Slovakia: voluntary bankruptcy

Slovakia

The key changes introduced by the new rules are:

  • a more detailed definition of insolvency: it arises when a person or business registers more than one creditor and is unable to pay more than one monetary debt within 30 days of its becoming due. All amounts originally owed to the same creditor during the 90 days before a petition is filed are treated as a single debt, so a single creditor who assigns part of his debt to someone else in order to create another creditor would have to wait another 90 days from assignment before being able to file a petition
  • a person becomes over-indebted where he is required to maintain accounts, the accounts show more than one creditor, and the value of immediate liabilities exceeds the value of his assets
  • insolvent debtors must file a bankruptcy petition within 30 days of the date they discover or could have discovered that they are insolvent. Where bankruptcy is filed on the debtor’s behalf, such as by a director on behalf of a company, that director is responsible for any loss suffered by the creditors as a result of the late filing, unless he can show that he acted with due care
  • the bankruptcy petition must declare that the debtor is insolvent, show that his liabilities exceed his assets, that he has more than one creditor and cannot pay more than one monetary debt within 30 days of its becoming due. It need not explain how he came to be insolvent
  • the bankruptcy petition should be accompanied by various documents, all of which are made publicly accessible at www.zbierka.sk:

  • a statements of his assets, to show whether they are sufficient to cover the cost of bankruptcy proceedings (ie at least SKK 200,000, c EUR 4800 )
  • a statement of his liabilities, so that his application for bankruptcy can be evaluated
  • a statement of executed contracts, with a summary of obligations contained in each
  • a list of associated persons, including family members (usually just spouse and children), statutory representatives, senior officers, attorneys, board members, and holders of a qualified interest in the debtor’s company and its or their associated persons. Qualified interest means any direct or indirect interest of at least 5% in the share capital or voting rights or the opportunity directly or indirectly to exercise management influence
  • the most recent financial statements including profit and loss account, balance sheet, any notes to the financial statements and, where audited, the auditor’s report
  • the bankruptcy petition is exempt from court fees but the petitioner must pay SKK 50,000 (c EUR 1200) towards the fees and expenses of the court-appointed trustee (chosen at random) and attach a payment certificate to the petition
  • the petition, and the statements of assets, liabilities and contracts must all be signed by the debtor (or by a director on behalf of a corporate debtor) and notarised. The letters must be complete and true, and the director is liable for the contents thereof, otherwise, he could be deemed to commit an offence of frustrating bankruptcy proceeding.

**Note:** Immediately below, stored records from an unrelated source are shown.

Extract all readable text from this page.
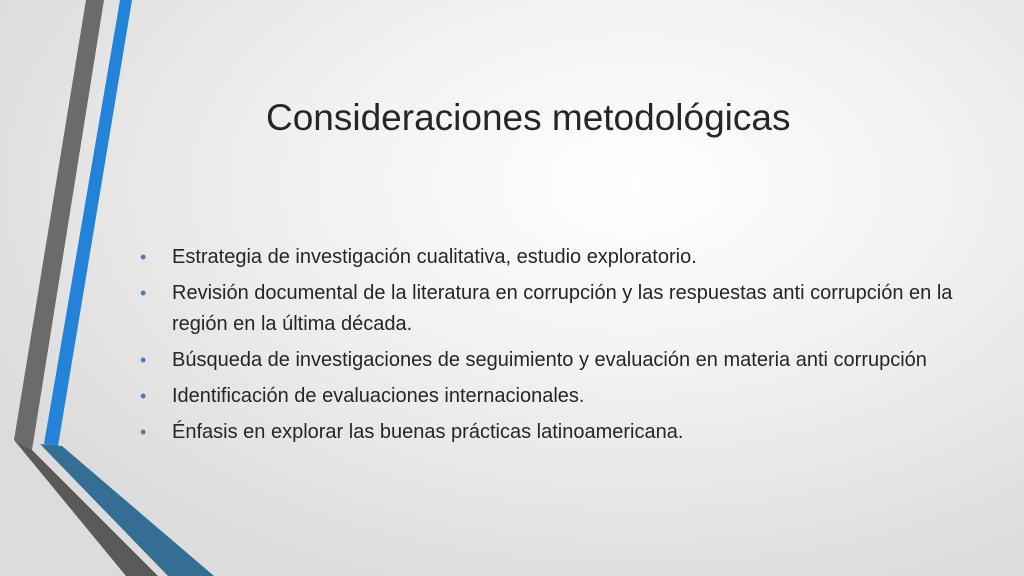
Consideraciones metodológicas
•	Estrategia de investigación cualitativa, estudio exploratorio.
•	Revisión documental de la literatura en corrupción y las respuestas anti corrupción en la región en la última década.
•	Búsqueda de investigaciones de seguimiento y evaluación en materia anti corrupción
•	Identificación de evaluaciones internacionales.
•	Énfasis en explorar las buenas prácticas latinoamericana.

This will prove that at the time of filing the petition, the debtor has obligations towards several creditors and has been in default for more than 30 days
  • the relevant district court will issue an adjudication order initiating the bankruptcy and at the same time invite all the debtor’s creditors to register their claims within 45 days of the adjudication order
  • the creditors’ claims must be made on a prescribed form which:

  • must be dated and signed by the creditor
  • includes a warning that applications which fail to include all the required information, are not signed or date or not made on the correct form will be excluded from the bankruptcy
  • must set out the legal basis for the debt
  • must set out its ranking for payment
  • must set out the amount of the debt, with a breakdown of principal and other amounts (eg interest) and a statement of the legal basis for claiming it
  • must set out any security taken for the debt
  • the bankruptcy proceedings do not start until the day after the adjudication order is published in the Commercial Journal. The court can reject the bankruptcy petition without prior warning because of a defect in the application. If this happens, an amended petition can immediately be presented but getting a refund of the trustee’s fee takes longer
  • the actual bankruptcy does not take effect until the trustee has established that all conditions have been met and the court bankruptcy order is published in the Commercial Journal

Law: Act no. 7/2005 on bankruptcy and restructuring amending other acts; Decree of Justice Ministry no. 665/2005 Coll.